After electrophoresis, proteins were transferred to a nitrocellulose membrane at 150 mA for 50-90 minutes. Blocked the membrane with 5% non-fat milk/TBS for 1.5 hour at RT. The membrane was incubated with rabbit anti-AKR1C1/C2 antigen affinity purified polyclonal antibody (Catalog # PB10036) at 0.5 μg/mL overnight at 4°C, then washed with TBS-0.1%Tween 3 times with 5 minutes each and probed with a goat anti-rabbit IgG-HRP secondary antibody at a dilution of 1:5000 for 1.5 hour at RT. The signal is developed using an Enhanced Chemiluminescent detection (ECL) kit (Catalog # EK1002) with Tanon 5200 system. A specific band was detected for AKR1C1/C2 at approximately 37 kDa. The expected band size for AKR1C1/C2 is at 37 kDa.

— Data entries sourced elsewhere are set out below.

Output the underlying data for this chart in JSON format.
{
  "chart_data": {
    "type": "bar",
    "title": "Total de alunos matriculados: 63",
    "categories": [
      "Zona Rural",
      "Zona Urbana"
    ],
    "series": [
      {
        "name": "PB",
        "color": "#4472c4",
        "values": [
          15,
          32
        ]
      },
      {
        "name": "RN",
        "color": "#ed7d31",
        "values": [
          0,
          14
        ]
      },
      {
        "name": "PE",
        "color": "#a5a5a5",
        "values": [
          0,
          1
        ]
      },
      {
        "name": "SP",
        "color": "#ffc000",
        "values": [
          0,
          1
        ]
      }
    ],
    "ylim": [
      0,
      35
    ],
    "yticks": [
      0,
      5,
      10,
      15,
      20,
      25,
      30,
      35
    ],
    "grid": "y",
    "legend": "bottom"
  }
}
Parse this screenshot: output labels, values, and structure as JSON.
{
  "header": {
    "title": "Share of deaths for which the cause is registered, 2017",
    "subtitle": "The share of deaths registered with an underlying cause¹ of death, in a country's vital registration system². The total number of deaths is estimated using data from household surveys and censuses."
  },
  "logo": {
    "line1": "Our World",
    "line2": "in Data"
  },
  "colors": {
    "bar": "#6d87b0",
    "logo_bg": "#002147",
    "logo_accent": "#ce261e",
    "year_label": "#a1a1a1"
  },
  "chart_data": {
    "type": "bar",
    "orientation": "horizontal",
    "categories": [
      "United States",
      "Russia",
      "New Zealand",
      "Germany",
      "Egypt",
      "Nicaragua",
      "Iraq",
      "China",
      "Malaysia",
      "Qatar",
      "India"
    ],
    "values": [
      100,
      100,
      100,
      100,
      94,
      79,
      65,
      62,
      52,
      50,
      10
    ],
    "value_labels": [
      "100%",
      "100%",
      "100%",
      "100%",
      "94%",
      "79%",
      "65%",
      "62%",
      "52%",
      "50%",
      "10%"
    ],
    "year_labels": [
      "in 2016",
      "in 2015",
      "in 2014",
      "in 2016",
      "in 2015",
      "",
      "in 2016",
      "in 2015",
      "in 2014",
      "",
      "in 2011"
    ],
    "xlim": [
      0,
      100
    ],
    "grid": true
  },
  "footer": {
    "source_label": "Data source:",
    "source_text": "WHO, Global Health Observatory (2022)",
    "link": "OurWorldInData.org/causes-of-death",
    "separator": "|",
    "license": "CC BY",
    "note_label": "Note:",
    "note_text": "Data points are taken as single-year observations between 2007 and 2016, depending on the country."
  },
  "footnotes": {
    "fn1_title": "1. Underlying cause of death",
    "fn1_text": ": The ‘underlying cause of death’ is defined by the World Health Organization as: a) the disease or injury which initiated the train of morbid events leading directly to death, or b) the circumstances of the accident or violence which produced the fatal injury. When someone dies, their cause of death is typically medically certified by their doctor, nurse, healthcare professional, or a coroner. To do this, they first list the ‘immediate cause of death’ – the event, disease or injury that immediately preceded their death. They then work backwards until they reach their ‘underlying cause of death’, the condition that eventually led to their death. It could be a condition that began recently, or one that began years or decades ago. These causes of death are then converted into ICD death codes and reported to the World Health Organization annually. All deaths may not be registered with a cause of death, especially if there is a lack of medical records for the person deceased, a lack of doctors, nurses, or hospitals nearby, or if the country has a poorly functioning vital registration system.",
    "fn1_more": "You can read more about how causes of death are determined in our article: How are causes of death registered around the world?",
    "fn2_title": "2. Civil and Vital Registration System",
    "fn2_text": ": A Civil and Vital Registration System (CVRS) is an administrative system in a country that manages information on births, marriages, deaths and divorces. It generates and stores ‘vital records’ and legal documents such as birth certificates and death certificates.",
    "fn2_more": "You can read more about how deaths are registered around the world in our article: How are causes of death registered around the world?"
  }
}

IF analysis of AKR1C1/C2 using anti-AKR1C1/C2 antibody (PB10036).
AKR1C1/C2 was detected in an immunocytochemical section of HepG2 cells. Enzyme antigen retrieval was performed using IHC enzyme antigen retrieval reagent (AR0022) for 15 mins. The cells were blocked with 10% goat serum. And then incubated with 5 μg/mL rabbit anti-AKR1C1/C2 Antibody (PB10036) overnight at 4°C. DyLight®594 Conjugated Goat Anti-Rabbit IgG (BA1142) was used as secondary antibody at 1:100 dilution and incubated for 30 minutes at 37°C. The section was counterstained with DAPI. Visualize using a fluorescence microscope and filter sets appropriate for the label used.

Flow Cytometry analysis of HepG2 cells using anti-AKR1C1/C2 antibody (PB10036).
Overlay histogram showing HepG2 cells stained with PB10036 (Blue line). To facilitate intracellular staining, cells were fixed with 4% paraformaldehyde and permeabilized with permeabilization buffer. The cells were blocked with 10% normal goat serum. And then incubated with rabbit anti-AKR1C1/C2 Antibody (PB10036, 1 μg/1x10⁶ cells) for 30 min at 20°C. DyLight®488 conjugated goat anti-rabbit IgG (BA1127, 5-10 μg/1x10⁶ cells) was used as secondary antibody for 30 minutes at 20°C. Isotype control antibody (Green line) was rabbit IgG (1 μg/1x10⁶) used under the same conditions. Unlabelled sample without incubation with primary antibody and secondary antibody (Red line) was used as a blank control.